How (and Why) to Answer All the Questions

In my younger growing-up years, my mother gave me a gift that I’ve since learned to wonder at. She answered my questions. All of them.

It was something to which she committed herself early on, and she stuck to it through the numberless what’s, when’s, how’s, and why’s that were to follow. My sisters and I were early talkers, with the child’s proclivity for curiousness and the feminine penchant for wordiness—exacerbated, perhaps, by our family’s four-to-one ratio of ladies to dad. The questions must have been incessant and fatiguing; there was, perhaps, the tantalizing dream of silencing every two-hundredth query with the quick snap of “Because!” But, instead, she answered. And what I remember is the delicious sense of being always on the edge of unfolding wonders, of opening worlds.

To trace out the lines of influence which have made you what you are may be as pretentious a task as untangling the Gordian knot, but I can’t help but contemplate the lasting results of my mother’s custom. Her habit of answering questions formed in me the habit of asking them—more effectively, I suspect, than any of the shiny toys and lavish curricula designed to “foster curiosity” could have done. Then, too, she introduced me to the pleasures and patterns of real conversation. She instilled into me the conviction that questions have answers, if you ask the right sources in the right ways. Perhaps most importantly, by her respect, patience, and consistency, she won my trust and love. Answering questions is relational as well as intellectual, nourishing the heart as well as the mind.

As a teacher myself now, I am learning to answer my students’ questions as my mother did mine. This is an art, and one I defy Siri to achieve. Siri assumes all questions are answered with information, which I’ll grant, if the goal is to produce human encyclopedias. But no: answering questions is not the same as giving answers, and this is where art enters.

Many questions, for instance, should be answered with “I don’t know.” And if this sounds to you like laziness, please refer to the first book of Plato’s Republic for demonstration to the contrary: for Socrates, to say “I don’t know” is to invite insight. So a child asks what an obscure word means. You could hazard a guess—or you could respond, “I don’t know; let’s look it up!” And you’ve taken the child on a quest for meaning, helping her learn how to quest on her own. A student asks about the significance of a seemingly irrelevant detail in a novel. You could brush the question aside, or devise a quick and flashy interpretation yourself—or you could muse, “I don’t know . . . why do you ask? Do you have a thought?” And you have nudged the student towards the anvil to forge an idea like a true apprentice. The resident smart aleck objects to your argument, saying it can’t possibly apply to all cases. You could fire back with a quotation of Aquinas that would reduce his upstart brain to a docile hamster (and sometimes, maybe, you should do this)—or you could count to three and say, “Well, I don’t know. Can you think of a counterexample?” And you have unsilenced the grand debates held within his own mind, to his great benefit. “I don’t know” may be the most powerful pedagogical tool of them all.

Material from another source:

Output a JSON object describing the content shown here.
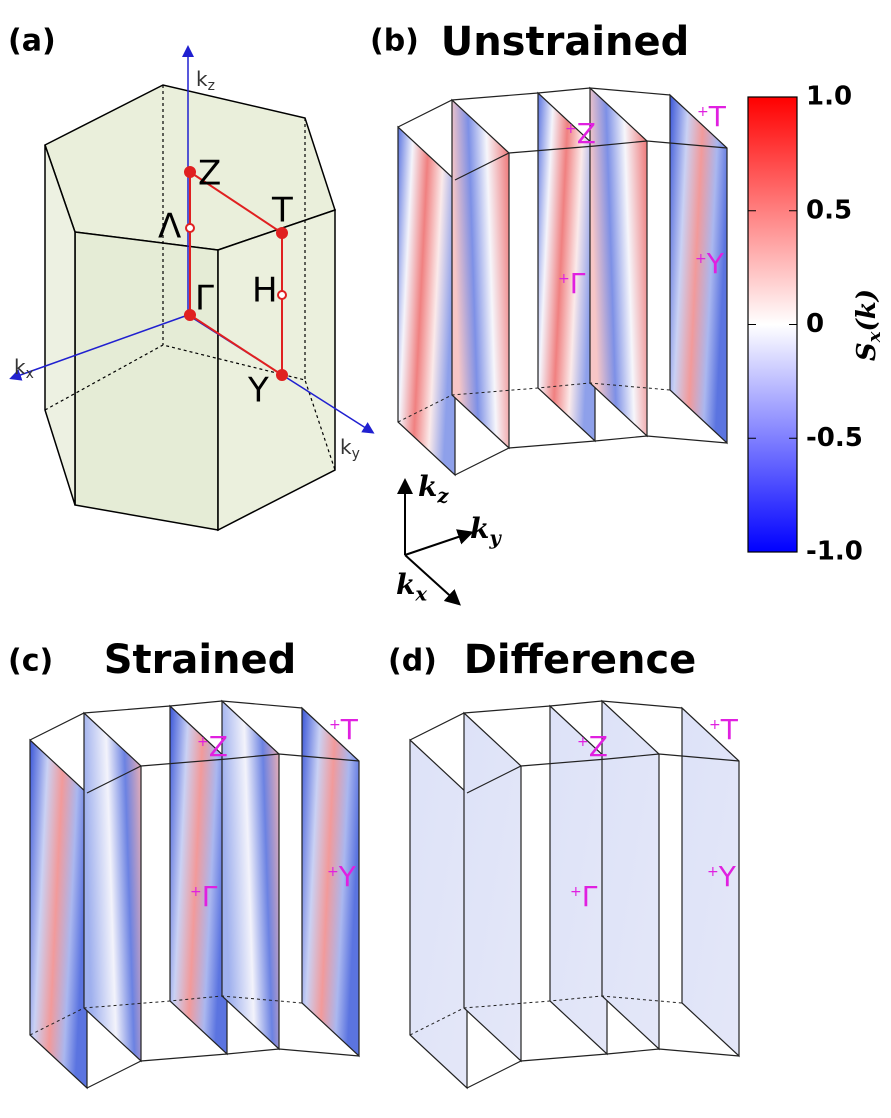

If that’s not strange enough, there are even some questions that should be answered with a variant of “Because I said so”—not the aforementioned “because” that silences curiosity, but the “because” that communicates authority. There is, perhaps, no honest question that ought to be squelched out of mere impatience. But, as Job could testify, there are myriad honest questions that are appropriately answered by a statement of authority, whether of the parent’s or teacher’s or Creator’s. To learn to identify these questions is to learn respect and reverence, worthy lessons for any wisdom-seeking classroom.

You see, so many of the questions that our children and students ask us—“What is this called?” “Why must I wait?” “Do I have to do that?” “Where did you go?” “When will we be Home?”—are the ones that we ask God. Someday they will ask Him, too. And our answers now will help them to trust His then.